Not only is the financial sector contributing to the recession with reduced real output consistent with classical monopoly - less produced at a higher price (the unnecessary large number of transactions is not real output, rather it's churning that creates commission income), it's collecting vast economic rent on what it does produce.
The essence of economic rent is that it does not lure resources into employment from the next best alternative, like price does when price only just covers opportunity cost.
Economic rent usually recovers far more than opportunity cost, like Erskine Bowles salary.

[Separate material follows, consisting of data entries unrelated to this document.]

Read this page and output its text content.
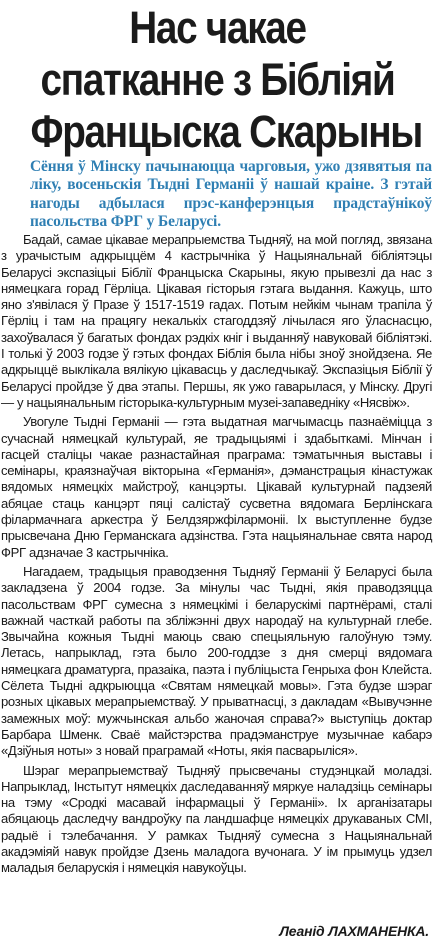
Нас чакае
спатканне з Бібліяй
Францыска Скарыны
Сёння ў Мінску пачынаюцца чарговыя, ужо дзявятыя па ліку, восеньскія Тыдні Германіі ў нашай краіне. З гэтай нагоды адбылася прэс-канферэнцыя прадстаўнікоў пасольства ФРГ у Беларусі.

Бадай, самае цікавае мерапрыемства Тыдняў, на мой погляд, звязана з урачыстым адкрыццём 4 кастрычніка ў Нацыянальнай бібліятэцы Беларусі экспазіцыі Біблії Францыска Скарыны, якую прывезлі да нас з нямецкага горад Гёрліца. Цікавая гісторыя гэтага выдання. Кажуць, што яно з'явілася ў Празе ў 1517-1519 гадах. Потым нейкім чынам трапіла ў Гёрліц і там на працягу некалькіх стагоддзяў лічылася яго ўласнасцю, захоўвалася ў багатых фондах рэдкіх кніг і выданняў навуковай бібліятэкі. І толькі ў 2003 годзе ў гэтых фондах Біблія была нібы зноў знойдзена. Яе адкрыццё выклікала вялікую цікавасць у даследчыкаў. Экспазіцыя Біблії ў Беларусі пройдзе ў два этапы. Першы, як ужо гаварылася, у Мінску. Другі — у нацыянальным гісторыка-культурным музеі-запаведніку «Нясвіж».

Увогуле Тыдні Германіі — гэта выдатная магчымасць пазнаёміцца з сучаснай нямецкай культурай, яе традыцыямі і здабыткамі. Мінчан і гасцей сталіцы чакае разнастайная праграма: тэматычныя выставы і семінары, краязнаўчая вікторына «Германія», дэманстрацыя кінастужак вядомых нямецкіх майстроў, канцэрты. Цікавай культурнай падзеяй абяцае стаць канцэрт пяці салістаў сусветна вядомага Берлінскага філармачнага аркестра ў Белдзяржфілармоніі. Іх выступленне будзе прысвечана Дню Германскага адзінства. Гэта нацыянальнае свята народ ФРГ адзначае 3 кастрычніка.

Нагадаем, традыцыя праводзення Тыдняў Германіі ў Беларусі была закладзена ў 2004 годзе. За мінулы час Тыдні, якія праводзяцца пасольствам ФРГ сумесна з нямецкімі і беларускімі партнёрамі, сталі важнай часткай работы па збліжэнні двух народаў на культурнай глебе. Звычайна кожныя Тыдні маюць сваю спецыяльную галоўную тэму. Летась, напрыклад, гэта было 200-годдзе з дня смерці вядомага нямецкага драматурга, празаіка, паэта і публіцыста Генрыха фон Клейста. Сёлета Тыдні адкрыюцца «Святам нямецкай мовы». Гэта будзе шэраг розных цікавых мерапрыемстваў. У прыватнасці, з дакладам «Вывучэнне замежных моў: мужчынская альбо жаночая справа?» выступіць доктар Барбара Шменк. Сваё майстэрства прадэманструе музычнае кабарэ «Дзіўныя ноты» з новай праграмай «Ноты, якія пасварыліся».

Шэраг мерапрыемстваў Тыдняў прысвечаны студэнцкай моладзі. Напрыклад, Інстытут нямецкіх даследаванняў мяркуе наладзіць семінары на тэму «Сродкі масавай інфармацыі ў Германіі». Іх арганізатары абяцаюць даследчу вандроўку па ландшафце нямецкіх друкаваных СМІ, радыё і тэлебачання. У рамках Тыдняў сумесна з Нацыянальнай акадэміяй навук пройдзе Дзень маладога вучонага. У ім прымуць удзел маладыя беларускія і нямецкія навукоўцы.

Леанід ЛАХМАНЕНКА.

Bowles opportunity cost is not a similar position in a similar company that would eliminate most of the rent - it's the next best occupation that keeps the rent in this one very high, such as the politician he once was.
Once politicians begin collecting their economic rent rewards from services rendered to the private sector, their first objective is to deny that economic rent exists, then create as much deadweight loss as possible by suppressing the competition that would threaten the rent by covering only opportunity costs at lower prices.
A key part of this strategy is to identify as debt ridden deadbeats and freeloaders, all those who "don't contribute" to producing goods and services but instead receive them as government redistributions which cause excess debt ...
... with the convenient exception of themselves and their economic rent, which displaces all the superior resources barred from entry which could provide more real output at lower cost.
For this gross inefficiency on which they gorge themselves with wasteful gluttonous economic rent, especially during a deep recession, everyone else must pay for it under the "cruel choices" essential to an austerity plan based on debt reduction, which if successful, will of course leave all economic rent intact.